Between April 2016 and December 2018, 100 men were treated in four academic centres. All patients were followed for a minimum of 6 months. At baseline, median age of the included patients was 73 years (range, 57‐84 years), median PSA level was 10.8 ng/mL (range, 3.0‐29.0 ng/mL) and 75.0% of the patients were classified as having high risk prostate cancer according to the EAU risk classification. Additionally, 44% was staged clinical tumour category cT3a. The median mean dose delivered to the visible tumour nodule(s) on multiparametric MRI was 44.7 Gy. The aimed dose of 50 Gy was in most cases not achieved, due to normal tissue constraints. No grade ≥3 acute genitourinary (GU) or gastrointestinal (GI) toxicity was observed. The acute (90 days after start of treatment) cumulative  grade 2 GU and GI toxicity rates  were 34.0% and 5.0%, respectively. The prevalence of grade 2 GU toxicity increased during treatment and reached a maximum at the end of treatment (25.5%). Thereafter, the prevalence of GU toxicity declined to 11.4%, 90 days after starting the radiation treatment. The prevalence of grade 2 GI toxicity did not exceed 5% at any time (Figure 1).

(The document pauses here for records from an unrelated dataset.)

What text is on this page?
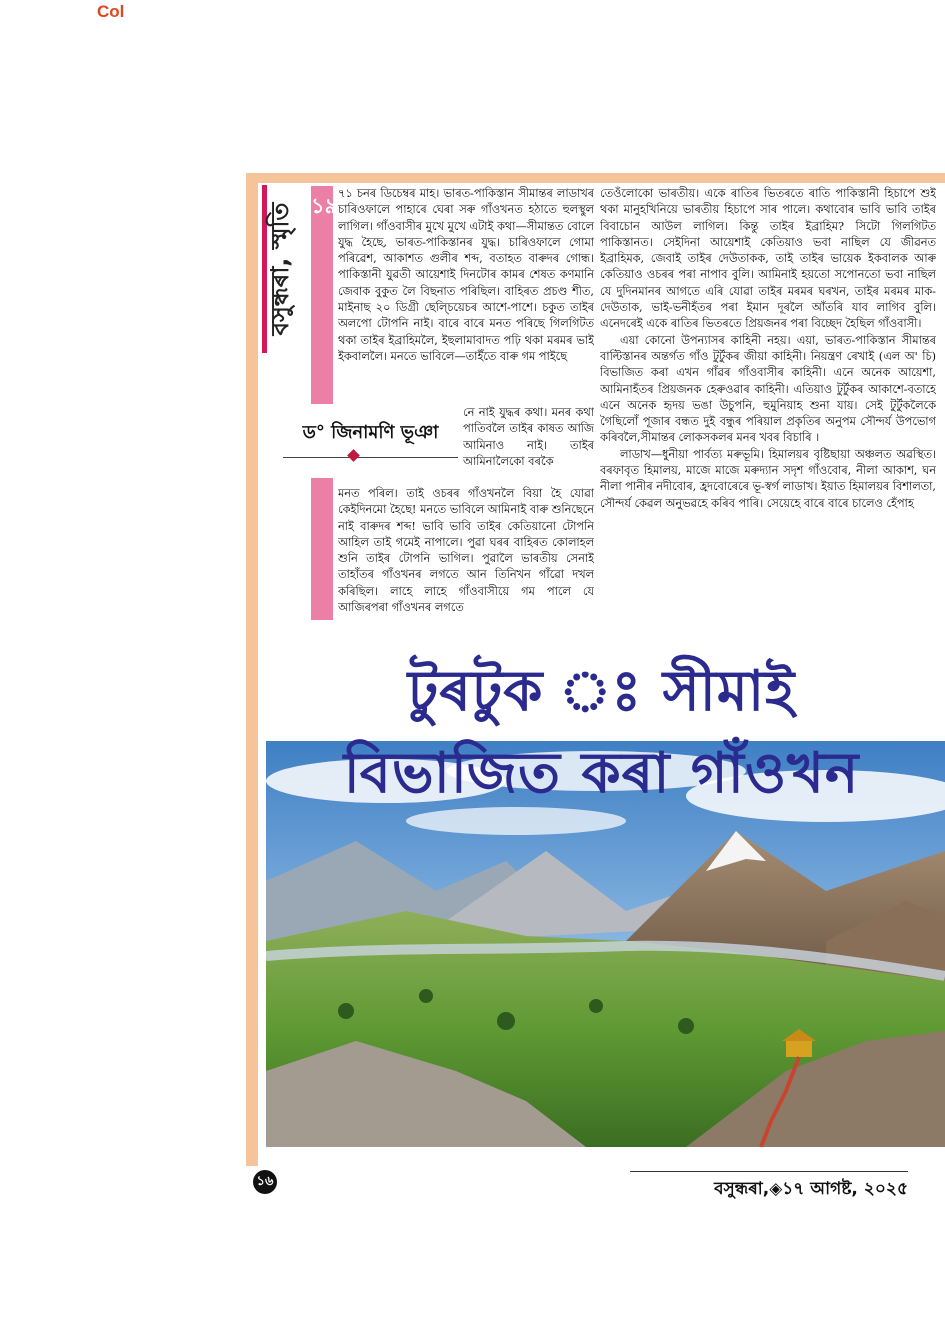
Col
বসুন্ধৰা, স্মৃতি ১৯

৭১ চনৰ ডিচেম্বৰ মাহ। ভাৰত-পাকিস্তান সীমান্তৰ লাডাখৰ চাৰিওফালে পাহাৰে ঘেৰা সৰু গাঁওখনত হঠাতে হুলস্থুল লাগিল। গাঁওবাসীৰ মুখে মুখে এটাই কথা—সীমান্তত বোলে যুদ্ধ হৈছে, ভাৰত-পাকিস্তানৰ যুদ্ধ। চাৰিওফালে গোমা পৰিৱেশ, আকাশত গুলীৰ শব্দ, বতাহত বাৰুদৰ গোন্ধ। পাকিস্তানী যুৱতী আয়েশাই দিনটোৰ কামৰ শেষত কণমানি জেবাক বুকুত লৈ বিছনাত পৰিছিল। বাহিৰত প্ৰচণ্ড শীত, মাইনাছ ২০ ডিগ্ৰী ছেল্চিয়েচৰ আশে-পাশে। চকুত তাইৰ অলপো টোপনি নাই। বাৰে বাৰে মনত পৰিছে গিলগিটত থকা তাইৰ ইব্ৰাহিমলৈ, ইছলামাবাদত পঢ়ি থকা মৰমৰ ভাই ইকবাললৈ। মনতে ভাবিলে—তাইঁতে বাৰু গম পাইছে

ড° জিনামণি ভূঞা

নে নাই যুদ্ধৰ কথা। মনৰ কথা পাতিবলৈ তাইৰ কাষত আজি আমিনাও নাই। তাইৰ আমিনালৈকো বৰকৈ

মনত পৰিল। তাই ওচৰৰ গাঁওখনলৈ বিয়া হৈ যোৱা কেইদিনমো হৈছে! মনতে ভাবিলে আমিনাই বাৰু শুনিছেনে নাই বাৰুদৰ শব্দ! ভাবি ভাবি তাইৰ কেতিয়ানো টোপনি আহিল তাই গমেই নাপালে। পুৱা ঘৰৰ বাহিৰত কোলাহল শুনি তাইৰ টোপনি ভাগিল। পুৱালৈ ভাৰতীয় সেনাই তাহাঁতৰ গাঁওখনৰ লগতে আন তিনিখন গাঁৱো দখল কৰিছিল। লাহে লাহে গাঁওবাসীয়ে গম পালে যে আজিৰপৰা গাঁওখনৰ লগতে

তেওঁলোকো ভাৰতীয়। একে ৰাতিৰ ভিতৰতে ৰাতি পাকিস্তানী হিচাপে শুই থকা মানুহখিনিয়ে ভাৰতীয় হিচাপে সাৰ পালে। কথাবোৰ ভাবি ভাবি তাইৰ বিবাচোন আউল লাগিল। কিন্তু তাইৰ ইব্ৰাহিম? সিটো গিলগিটত পাকিস্তানত। সেইদিনা আয়েশাই কেতিয়াও ভবা নাছিল যে জীৱনত ইব্ৰাহিমক, জেবাই তাইৰ দেউতাকক, তাই তাইৰ ভায়েক ইকবালক আৰু কেতিয়াও ওচৰৰ পৰা নাপাব বুলি। আমিনাই হয়তো সপোনতো ভবা নাছিল যে দুদিনমানৰ আগতে এৰি যোৱা তাইৰ মৰমৰ ঘৰখন, তাইৰ মৰমৰ মাক-দেউতাক, ভাই-ভনীহঁতৰ পৰা ইমান দূৰলৈ আঁতৰি যাব লাগিব বুলি। এনেদৰেই একে ৰাতিৰ ভিতৰতে প্ৰিয়জনৰ পৰা বিচ্ছেদ হৈছিল গাঁওবাসী।

এয়া কোনো উপন্যাসৰ কাহিনী নহয়। এয়া, ভাৰত-পাকিস্তান সীমান্তৰ বাল্টিস্তানৰ অন্তৰ্গত গাঁও টুৰ্টুকৰ জীয়া কাহিনী। নিয়ন্ত্ৰণ ৰেখাই (এল অ' চি) বিভাজিত কৰা এখন গাঁৱৰ গাঁওবাসীৰ কাহিনী। এনে অনেক আয়েশা, আমিনাহঁতৰ প্ৰিয়জনক হেৰুওৱাৰ কাহিনী। এতিয়াও টুৰ্টুকৰ আকাশে-বতাহে এনে অনেক হৃদয় ভঙা উচুপনি, হুমুনিয়াহ শুনা যায়। সেই টুৰ্টুকলৈকে গৈছিলোঁ পূজাৰ বন্ধত দুই বন্ধুৰ পৰিয়াল প্ৰকৃতিৰ অনুপম সৌন্দৰ্য উপভোগ কৰিবলৈ,সীমান্তৰ লোকসকলৰ মনৰ খবৰ বিচাৰি ।

লাডাখ—ধুনীয়া পাৰ্বত্য মৰুভূমি। হিমালয়ৰ বৃষ্টিছায়া অঞ্চলত অৱস্থিত। বৰফাবৃত হিমালয়, মাজে মাজে মৰুদ্যান সদৃশ গাঁওবোৰ, নীলা আকাশ, ঘন নীলা পানীৰ নদীবোৰ, হ্ৰদবোৰেৰে ভূ-স্বৰ্গ লাডাখ। ইয়াত হিমালয়ৰ বিশালতা, সৌন্দৰ্য কেৱল অনুভৱহে কৰিব পাৰি। সেয়েহে বাৰে বাৰে চালেও হেঁপাহ

টুৰটুক ঃ সীমাই
বিভাজিত কৰা গাঁওখন
১৬	বসুন্ধৰা,◈১৭ আগষ্ট, ২০২৫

Figure 1 – CTCAE v4.0 toxicity by timepoint. (A) Prevalence of genitourinary (GU) and (B) prevalence of gastrointestinal (GI) toxicity.

Conclusion

The phase II hypo-FLAME trial showed that a focal SBRT boost to the macroscopic tumour(s) in addition to whole gland prostate SBRT is associated with acceptable acute GU and GI toxicity. Furthermore, besides the potential benefit in tumour control by focal boosting and extreme hypofractionation, the associated reduction in fraction number is attractive to both patients and radiation oncology departments.